A man without conviction
First in Rennes, and later in Paris, he enjoyed, as he himself said, the best years of his life. He saw his country from a new perspective, and he saw France as a foreigner. I guess that’s why he wrote again.
Those were the years in which he already spoke clearly against totalitarianism, especially about the danger of arguments that lead to them. “Today, people around the world unequivocally reject the idea of gulags, but are still willing to be carried away by totalitarian poetry and even march towards new gulags,” he warned.
And his words have not lost their value. Nor is it his diagnosis of the path into the abyss that societies sometimes take. In his opinion, totalitarianisms are sold as a dream of a paradise of freedom, equality and harmony. That’s why they attract so many people. But when “the dream of paradise begins to come true” those who try to interfere appear and then “the rulers of paradise have to build a small gulag next door.” As the years pass, the gulag becomes bigger and more perfect, and the neighboring paradise gets smaller and poorer.
It was written by an author from a small country that in a little more than half a century experienced “democracy, fascism, revolution, Stalinist terror and the disintegration of that terror, German and Russian occupation, mass deportations and the death of the West at the hands of the territory. All this was the background which led him to “not believe in anything, to be a man without convictions”, as he often said. From there, his literature revolves around laughter and oblivion.
His books in Czech are the same as those written in French (slowness, Identity, Ignorance, party of insignificance) place characters before exile, identity, lightness of beingthe wickedness and absurdity of totalitarianism and fanaticism.
Awarded almost all major international literary prizes (Medicis, Kafka, Jeruzalem, Cino del Duca…), for years he was a very serious candidate for the Nobel Prize. His communist militancy at first and fierce criticism of the system later rejected him. He doesn’t care about me.

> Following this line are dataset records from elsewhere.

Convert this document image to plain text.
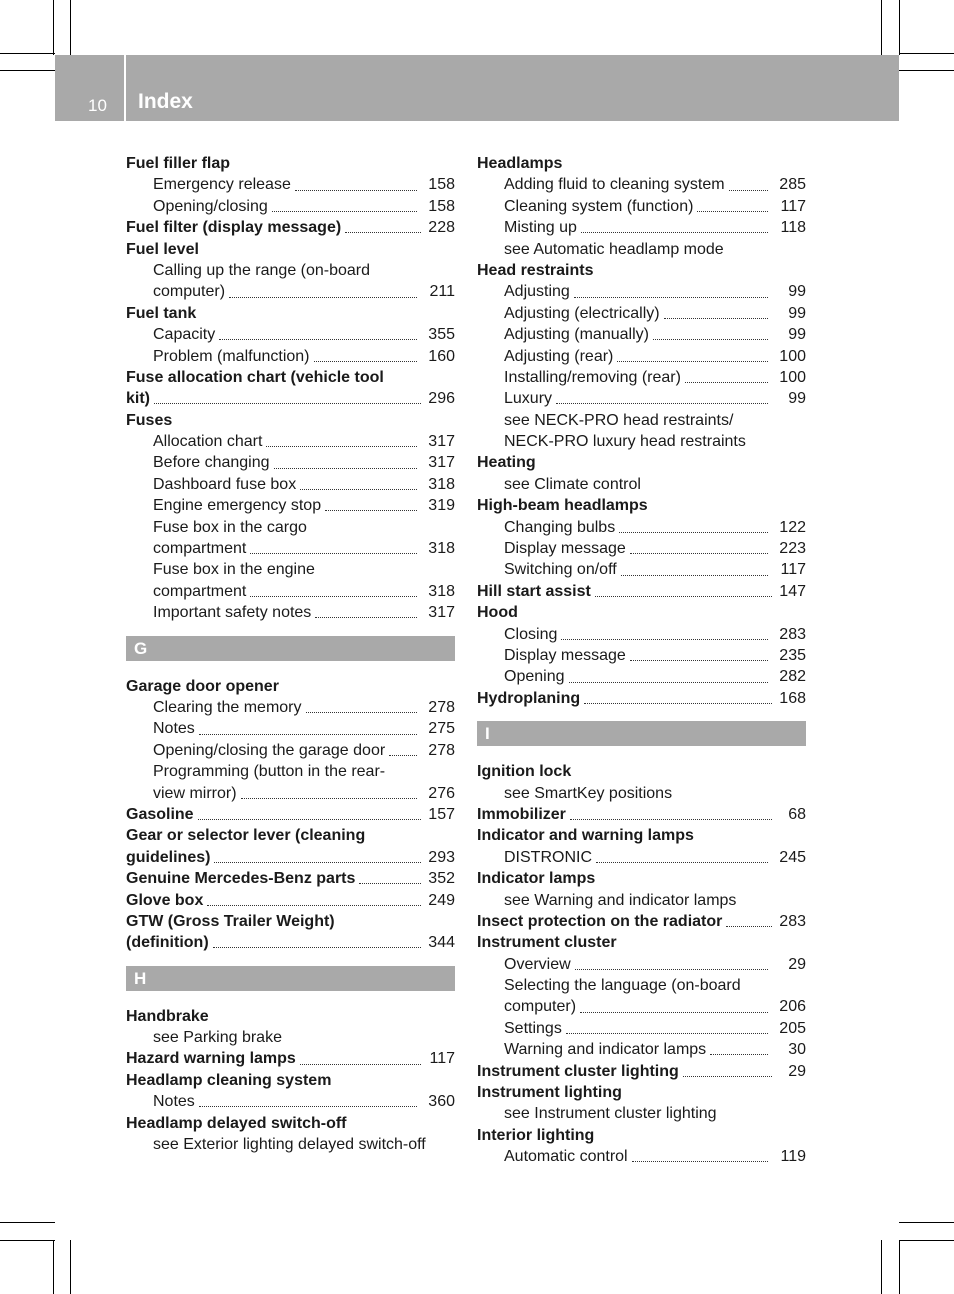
10 Index
Fuel filler flap
Emergency release	158
Opening/closing	158
Fuel filter (display message)	228
Fuel level
Calling up the range (on-board
computer)	211
Fuel tank
Capacity	355
Problem (malfunction)	160
Fuse allocation chart (vehicle tool
kit)	296
Fuses
Allocation chart	317
Before changing	317
Dashboard fuse box	318
Engine emergency stop	319
Fuse box in the cargo
compartment	318
Fuse box in the engine
compartment	318
Important safety notes	317
G
Garage door opener
Clearing the memory	278
Notes	275
Opening/closing the garage door	278
Programming (button in the rear-
view mirror)	276
Gasoline	157
Gear or selector lever (cleaning
guidelines)	293
Genuine Mercedes-Benz parts	352
Glove box	249
GTW (Gross Trailer Weight)
(definition)	344
H
Handbrake
see Parking brake
Hazard warning lamps	117
Headlamp cleaning system
Notes	360
Headlamp delayed switch-off
see Exterior lighting delayed switch-off
Headlamps
Adding fluid to cleaning system	285
Cleaning system (function)	117
Misting up	118
see Automatic headlamp mode
Head restraints
Adjusting	99
Adjusting (electrically)	99
Adjusting (manually)	99
Adjusting (rear)	100
Installing/removing (rear)	100
Luxury	99
see NECK-PRO head restraints/
NECK-PRO luxury head restraints
Heating
see Climate control
High-beam headlamps
Changing bulbs	122
Display message	223
Switching on/off	117
Hill start assist	147
Hood
Closing	283
Display message	235
Opening	282
Hydroplaning	168
I
Ignition lock
see SmartKey positions
Immobilizer	68
Indicator and warning lamps
DISTRONIC	245
Indicator lamps
see Warning and indicator lamps
Insect protection on the radiator	283
Instrument cluster
Overview	29
Selecting the language (on-board
computer)	206
Settings	205
Warning and indicator lamps	30
Instrument cluster lighting	29
Instrument lighting
see Instrument cluster lighting
Interior lighting
Automatic control	119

For no less than twenty years, he lived far from the literary world, without appearing in public or giving interviews. His friends say that he watched the current situation in Europe with concern. More than thirty years ago, he already reminded, almost with a foreboding character, that “in the last five decades, forty million Ukrainians disappeared from the world, and the world did not pay the slightest attention.”

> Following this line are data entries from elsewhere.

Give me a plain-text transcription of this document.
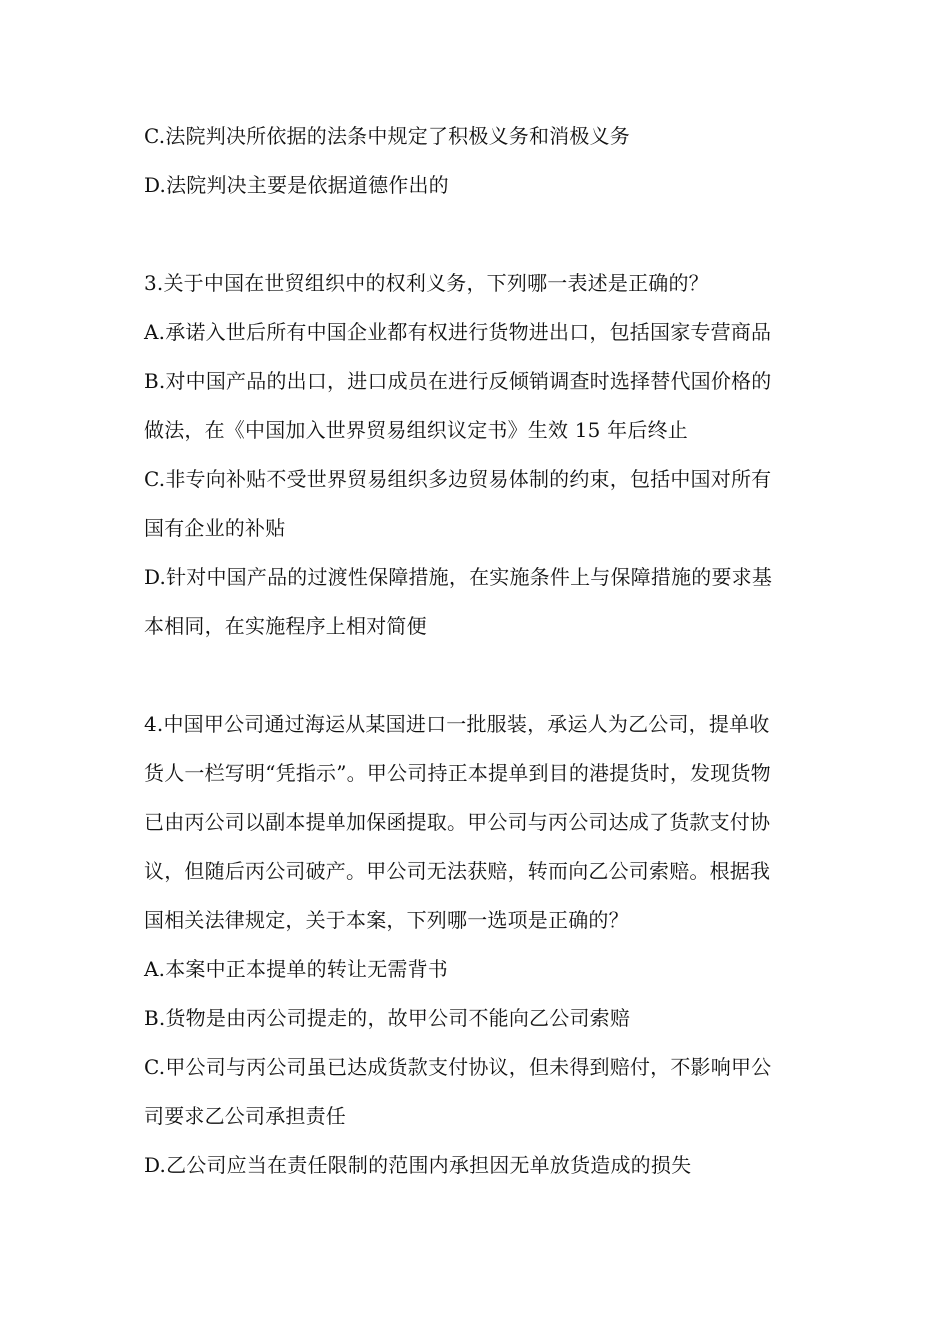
C.法院判决所依据的法条中规定了积极义务和消极义务
D.法院判决主要是依据道德作出的
3.关于中国在世贸组织中的权利义务，下列哪一表述是正确的？
A.承诺入世后所有中国企业都有权进行货物进出口，包括国家专营商品
B.对中国产品的出口，进口成员在进行反倾销调查时选择替代国价格的
做法，在《中国加入世界贸易组织议定书》生效 15 年后终止
C.非专向补贴不受世界贸易组织多边贸易体制的约束，包括中国对所有
国有企业的补贴
D.针对中国产品的过渡性保障措施，在实施条件上与保障措施的要求基
本相同，在实施程序上相对简便
4.中国甲公司通过海运从某国进口一批服装，承运人为乙公司，提单收
货人一栏写明“凭指示”。甲公司持正本提单到目的港提货时，发现货物
已由丙公司以副本提单加保函提取。甲公司与丙公司达成了货款支付协
议，但随后丙公司破产。甲公司无法获赔，转而向乙公司索赔。根据我
国相关法律规定，关于本案，下列哪一选项是正确的？
A.本案中正本提单的转让无需背书
B.货物是由丙公司提走的，故甲公司不能向乙公司索赔
C.甲公司与丙公司虽已达成货款支付协议，但未得到赔付，不影响甲公
司要求乙公司承担责任
D.乙公司应当在责任限制的范围内承担因无单放货造成的损失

In his books, he knew how to bring a smile out of totalitarian hell. “I lived in fear of the thought of a world losing its sense of humor,” he said. Milan Kundera, incorruptible writer.
Source: La Vozde Galicia
I am David Miller, a highly experienced news reporter and author for 24 Instant News. I specialize in opinion pieces and have written extensively on current events, politics, social issues, and more. My writing has been featured in major publications such as The New York Times, The Guardian, and BBC News. I strive to be fair-minded while also producing thought-provoking content that encourages readers to engage with the topics I discuss.